I have a MySQL table which have Chinese column names, when I update such columns with long data, MySQL JDBC driver thrown an exception like this:

com.mysql.jdbc.MysqlDataTruncation: Data truncation: Data too long for column '中文' at row 1

The column name in the exception is malformed, it should be "中文", and it must be correctly displayed to user as the following.

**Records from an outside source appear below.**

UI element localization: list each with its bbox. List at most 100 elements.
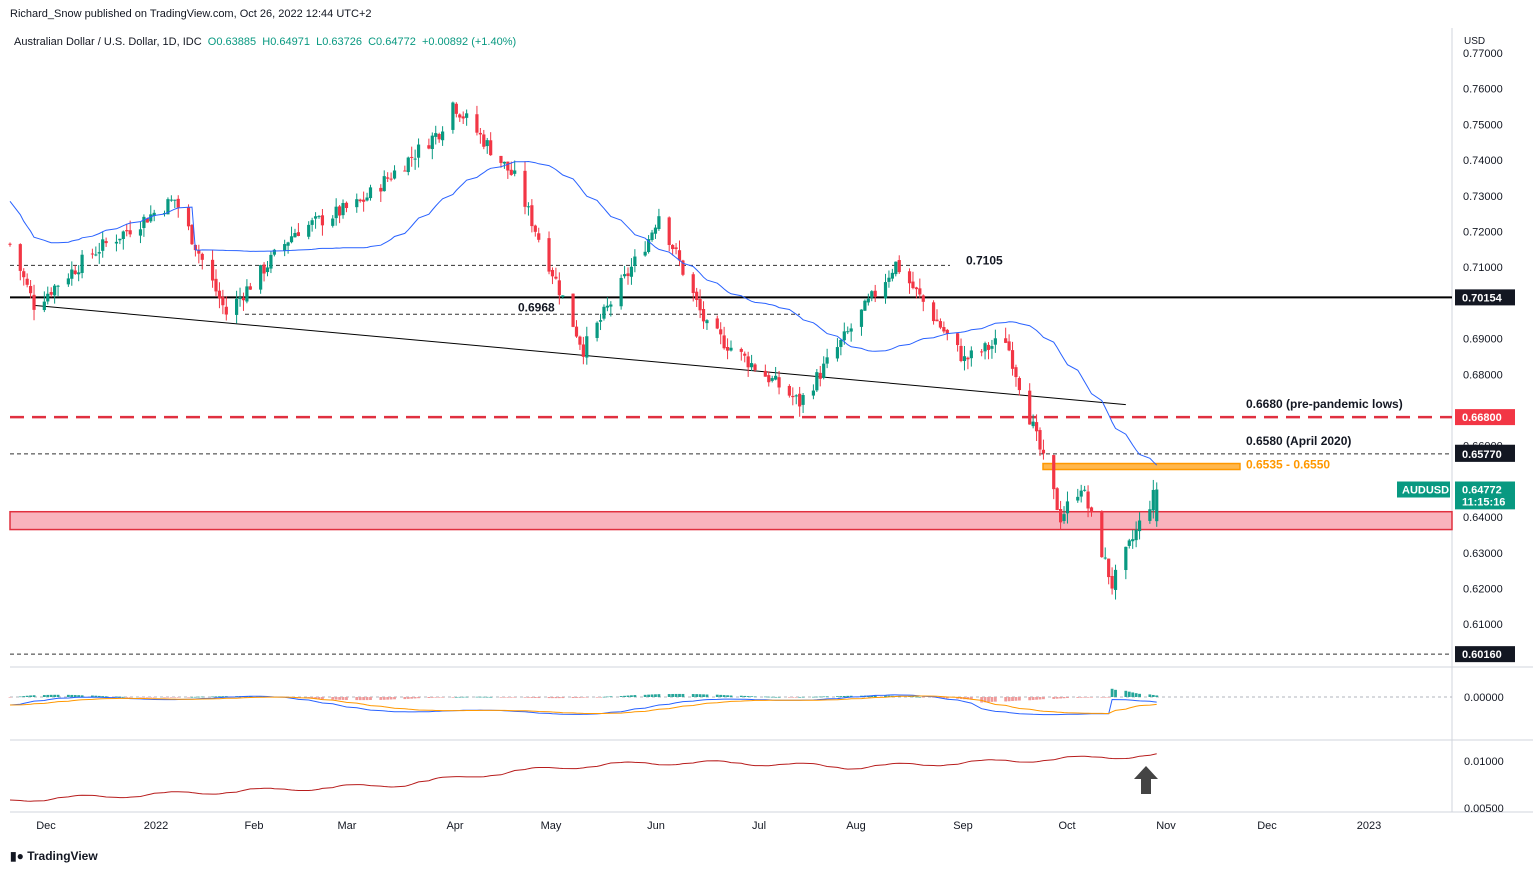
candle-body	[859, 309, 864, 327]
candle-body	[358, 199, 362, 202]
candle-body	[197, 250, 201, 254]
candle-body	[238, 297, 242, 300]
macd-bar	[619, 696, 623, 697]
candle-body	[969, 350, 973, 359]
candle-body	[550, 269, 555, 277]
candle-body	[416, 144, 421, 158]
trendline	[33, 304, 1126, 406]
candle-body	[1127, 540, 1131, 546]
candle-body	[379, 187, 383, 192]
macd-bar	[145, 697, 149, 698]
macd-bar	[478, 696, 482, 698]
candle-body	[176, 198, 180, 208]
tradingview-brand[interactable]: ▮● TradingView	[10, 849, 98, 863]
macd-bar	[921, 697, 925, 698]
candle-body	[633, 256, 637, 266]
candle-body	[1052, 455, 1056, 490]
candle-body	[1017, 378, 1021, 391]
macd-bar	[678, 693, 681, 697]
macd-bar	[317, 697, 321, 700]
candle-body	[794, 395, 798, 397]
price-badge	[1455, 445, 1515, 462]
symbol-badge	[1397, 481, 1450, 498]
candle-body	[489, 140, 493, 156]
candle-body	[362, 199, 366, 202]
macd-bar	[537, 697, 541, 699]
price-badge-label: 11:15:16	[1462, 496, 1505, 508]
macd-bar	[626, 695, 630, 697]
price-badge-label: 0.65770	[1462, 449, 1502, 461]
macd-bar	[887, 695, 891, 697]
candle-body	[986, 344, 991, 350]
candle-body	[1065, 501, 1070, 514]
candle-body	[145, 218, 149, 223]
candle-body	[866, 298, 870, 303]
macd-bar	[224, 696, 228, 697]
macd-bar	[101, 696, 105, 697]
macd-bar	[846, 695, 850, 697]
macd-bar	[1018, 697, 1021, 701]
macd-bar	[97, 695, 101, 697]
candle-body	[265, 267, 270, 273]
macd-bar	[1028, 697, 1032, 701]
candle-body	[959, 345, 963, 361]
candle-body	[1151, 489, 1155, 511]
macd-bar	[595, 697, 599, 698]
candle-body	[1134, 529, 1138, 541]
candle-body	[921, 295, 925, 302]
macd-bar	[969, 697, 973, 700]
candle-body	[441, 131, 445, 141]
macd-bar	[557, 697, 561, 699]
macd-bar	[695, 694, 699, 697]
candle-body	[739, 348, 743, 352]
candle-body	[513, 170, 517, 174]
macd-bar	[187, 697, 190, 698]
lower-indicator-line	[9, 753, 1157, 802]
macd-bar	[836, 696, 839, 697]
candle-body	[956, 333, 960, 346]
y-tick-label: 0.72000	[1463, 226, 1503, 238]
macd-bar	[393, 697, 396, 700]
candle-body	[235, 298, 239, 315]
candle-body	[506, 161, 510, 171]
candle-body	[368, 187, 373, 199]
candle-body	[581, 344, 585, 357]
x-tick-label: Dec	[36, 820, 56, 832]
candle-body	[73, 270, 77, 274]
candle-body	[674, 247, 678, 249]
macd-bar	[911, 696, 915, 698]
candle-body	[907, 271, 912, 284]
macd-bar	[554, 697, 558, 699]
y-tick-label: 0.77000	[1463, 48, 1503, 60]
x-tick-label: Sep	[953, 820, 973, 832]
candle-body	[310, 220, 314, 225]
macd-bar	[80, 695, 84, 697]
candle-body	[777, 377, 781, 388]
candle-body	[842, 331, 846, 341]
candle-body	[454, 103, 458, 114]
macd-bar	[509, 697, 513, 698]
macd-bar	[513, 697, 517, 698]
macd-bar	[575, 697, 578, 698]
candle-body	[585, 336, 589, 358]
macd-bar	[849, 695, 853, 697]
macd-bar	[767, 696, 771, 698]
macd-bar	[334, 697, 338, 700]
macd-bar	[218, 696, 221, 697]
macd-bar	[1042, 697, 1045, 700]
macd-bar	[66, 694, 70, 697]
candle-body	[451, 102, 455, 130]
candle-body	[478, 132, 482, 135]
candle-body	[1079, 490, 1083, 497]
candle-body	[128, 230, 132, 235]
macd-bar	[1114, 689, 1117, 697]
candle-body	[509, 169, 513, 175]
macd-bar	[726, 695, 729, 697]
candle-body	[1059, 509, 1063, 523]
candle-body	[530, 205, 534, 227]
candle-body	[931, 302, 936, 322]
candle-body	[502, 161, 506, 164]
macd-bar	[585, 697, 589, 698]
macd-bar	[214, 696, 218, 698]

com.mysql.jdbc.MysqlDataTruncation: Data truncation: Data too long for column '中文' at row 1

EDIT

Here's MySQL statement to demonstrate how the malformed string occured, and how to restore it to correct string

show variables like 'char%';
+--------------------------+--------------------------+
| Variable_name            | Value                    |
+--------------------------+--------------------------+
| character_set_client     | utf8                     |
| character_set_connection | utf8                     |
| character_set_database   | utf8                     |
| character_set_filesystem | binary                   |
| character_set_results    | utf8                     |
| character_set_server     | utf8                     |
| character_set_system     | utf8                     |
| character_sets_dir       | C:\mysql\share\charsets\ |
+--------------------------+--------------------------+

-- encode
select
    hex(convert(convert(unhex('E4B8ADE69687') using UTF8) using ucs2)) as `hex(src in UNICODE)`,
    unhex('E4B8ADE69687') `src in UTF8`,
    'E4B8ADE69687' `hex(src in UTF8)`,
    hex(convert(convert(unhex('E4B8ADE69687') using latin1) using UTF8)) as `hex(src in UTF8->Latin1->UTF8)`;
+---------------------+-------------+------------------+--------------------------------+
| hex(src in UNICODE) | src in UTF8 | hex(src in UTF8) | hex(src in UTF8->Latin1->UTF8) |
+---------------------+-------------+------------------+--------------------------------+
| 4E2D6587            | 中文        | E4B8ADE69687     | C3A4C2B8C2ADC3A6E28093E280A1   |
+---------------------+-------------+------------------+--------------------------------+
1 row in set (0.00 sec)


-- decode
select
    unhex('C3A4C2B8C2ADC3A6E28093E280A1') as `malformed`,
    'C3A4C2B8C2ADC3A6E28093E280A1' as `hex(malformed)`,
    hex(convert(convert(unhex('C3A4C2B8C2ADC3A6E28093E280A1') using utf8) using latin1)) as `hex(malformed->UTF8->Latin1)`,
    convert(convert(convert(convert(unhex('C3A4C2B8C2ADC3A6E28093E280A1') using utf8) using latin1) using binary)using utf8) `malformed->UTF8->Latin1->binary->UTF8`;
+----------------+------------------------------+------------------------------+---------------------------------------+
| malformed      | hex(malformed)               | hex(malformed->UTF8->Latin1) | malformed->UTF8->Latin1->binary->UTF8 |
+----------------+------------------------------+------------------------------+---------------------------------------+
| 中文         | C3A4C2B8C2ADC3A6E28093E280A1 | E4B8ADE69687                 | 中文                                  |
+----------------+------------------------------+------------------------------+---------------------------------------+
1 row in set (0.00 sec)

Solution

  • Check out this tutorial: http://download.oracle.com/javase/tutorial/i18n/text/string.html

    The punch line is the way to transcode using only the jdk classes is :

    try {
    byte[] utf8Bytes = original.getBytes("UTF8");
    byte[] defaultBytes = original.getBytes();
    
    String roundTrip = new String(utf8Bytes, "ISO-885-9");
    System.out.println("roundTrip = " + roundTrip);
    System.out.println();
    printBytes(utf8Bytes, "utf8Bytes");
    System.out.println();
    printBytes(defaultBytes, "defaultBytes");
    } catch (UnsupportedEncodingException e) {
     e.printStackTrace();
    }
    

    For a more robust transcoding mechanism I suggest you check out ICU>